Getting back to our fundamental question, Hanes has presented these statistics to put into high relief what “wine is” to him. As the wines he reviews falls into that 32% bucket of the total amount of Californian wine sold in 2004, one thing wine is definitely not is cheap! Beyond the quantitative, there are really two basic qualitative wines Hanes could possibly review and herein lies the rub.

First, there are just basic wines (most of which would fall into the “Super Premium Wines” category). To Hanes, most of these cost like $12 or less and their ultimate goal in life is to represent an easy drinking, accessible style of wine focused mostly on clean fruitiness, a round and soft mouth feel, low tannins and/or acidity and, in many cases, plenty of oak barrel-derived creaminess and flavoring. The idea is to achieve consistency of product year after year and as much as is humanly possible, eliminate vintage variations stemming from differing climatic conditions. Humanly, as many, many of these wines are manipulated by winemaking techniques to achieve this consistency. While most of these wines can be quite delicious they are more or less “products” not unlike beer or vodka. And consumers' expectations are the same as for beer or vodka. While there is nothing existentially flawed with this type of basic wine this is not really where Hanes's head and liver are at.

So, secondly, there are wines which are intended to represent the numerous nuances of the (a) distinct flavor profiles of the grapes grown, (b) particularities of place of origin as well as (c) the specific characteristics of the vintage during which the grapes grew. Wines which strive to hit the bull's-eye in these three areas are the kinds of wines Hanes wants to drink, review and advise others to drink. If the grape grower and winemaker do strive for this, the end result should be a wine with a distinct personality and character, capable of beauty yet with the flaws organic life brings necessarily.

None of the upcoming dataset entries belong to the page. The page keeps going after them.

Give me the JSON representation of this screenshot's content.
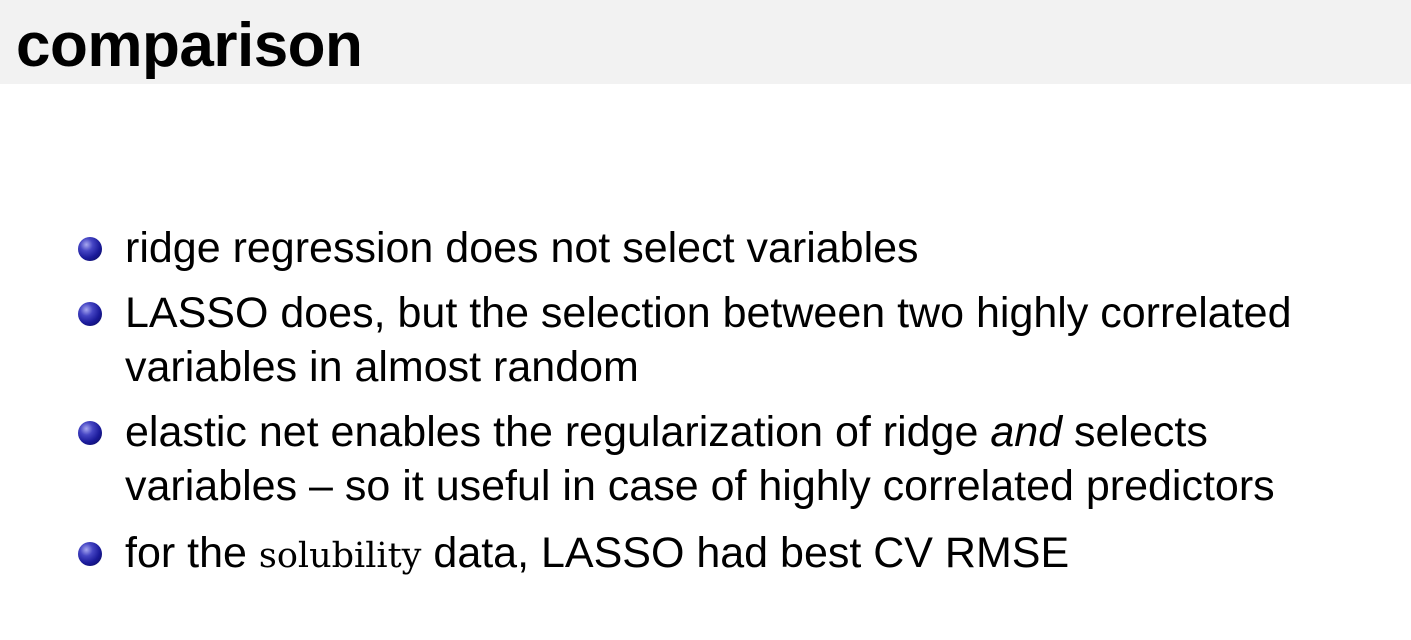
{
  "header": {
    "title": "comparison"
  },
  "bullets": [
    {
      "text": "ridge regression does not select variables"
    },
    {
      "line1": "LASSO does, but the selection between two highly correlated",
      "line2": "variables in almost random"
    },
    {
      "line1_before": "elastic net enables the regularization of ridge ",
      "line1_emphasis": "and",
      "line1_after": " selects",
      "line2": "variables – so it useful in case of highly correlated predictors"
    },
    {
      "before": "for the ",
      "code": "solubility",
      "after": " data, LASSO had best CV RMSE"
    }
  ],
  "colors": {
    "title_bar_background": "#f2f2f2",
    "bullet_color": "#1a1a9a"
  }
}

Of course, not every wine of the second group achieves its goal. Hell, lots are nasty! But whether the wine is a $10 Muscadet or $100 Hermitage it wants to both stand out and represent well it's “type” of wine — grape, region, vintage. If it were easy to find these type of wines there would be no need for THWR and Hanes would have an awful lot of free time on his hands. Instead, Hanes uses his growing experience with wines as well as the trusted advice of his wine geek pals to cut through the crap and attempt to get to the good stuff. He is not always successful and that's why his review is full of wines to avoid - negative knowledge is knowledge too.

And, if we return once more to the price breakdown of the wines Hanes drinks and reviews it is also clear that wines of the second group are, on the whole, expensive by most people's standards. Recall that wines $7.00 or under were 68% of Californian wines sold in 2004. It can be very difficult to make a wine with personality and typicity yet those who admire these wines are willing to pay a premium (“Super Dope Phat Da Bomb Premium”?) for them. Sure, lots of $50 wines are misshapen by bogus pipeline winemaking techniques. But these wines are just for people who would be drinking “Extreme Value Wines” but are super-rich and cannot afford to spend $50 on wines that taste like $3 wines!

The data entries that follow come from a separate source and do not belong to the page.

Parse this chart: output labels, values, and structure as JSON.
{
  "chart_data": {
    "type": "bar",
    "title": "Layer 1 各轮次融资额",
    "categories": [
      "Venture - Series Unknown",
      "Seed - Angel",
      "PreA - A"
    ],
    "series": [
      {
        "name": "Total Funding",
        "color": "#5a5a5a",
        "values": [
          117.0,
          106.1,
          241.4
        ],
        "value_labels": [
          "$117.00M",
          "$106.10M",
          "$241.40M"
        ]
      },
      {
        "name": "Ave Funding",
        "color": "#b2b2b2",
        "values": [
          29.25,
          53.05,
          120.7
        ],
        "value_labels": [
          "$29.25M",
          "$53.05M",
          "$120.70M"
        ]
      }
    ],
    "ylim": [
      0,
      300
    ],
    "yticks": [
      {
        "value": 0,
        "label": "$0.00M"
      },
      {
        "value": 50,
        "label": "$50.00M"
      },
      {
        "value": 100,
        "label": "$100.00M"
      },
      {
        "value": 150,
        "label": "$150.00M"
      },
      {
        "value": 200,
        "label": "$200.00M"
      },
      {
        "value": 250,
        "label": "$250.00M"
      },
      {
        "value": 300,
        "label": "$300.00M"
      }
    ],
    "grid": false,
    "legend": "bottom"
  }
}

If in the end you are more or less satisfied with solid basic wines around $10 or so (like those bodyslammed by Hanes last month) chances are THWR will not prove to be your cup of tea over the long-term. Sorry about that, yo. That said, if you want to explore wines of more distinction then lift your nose in condescension along with that patronizing elitist Hanes and keep on reading!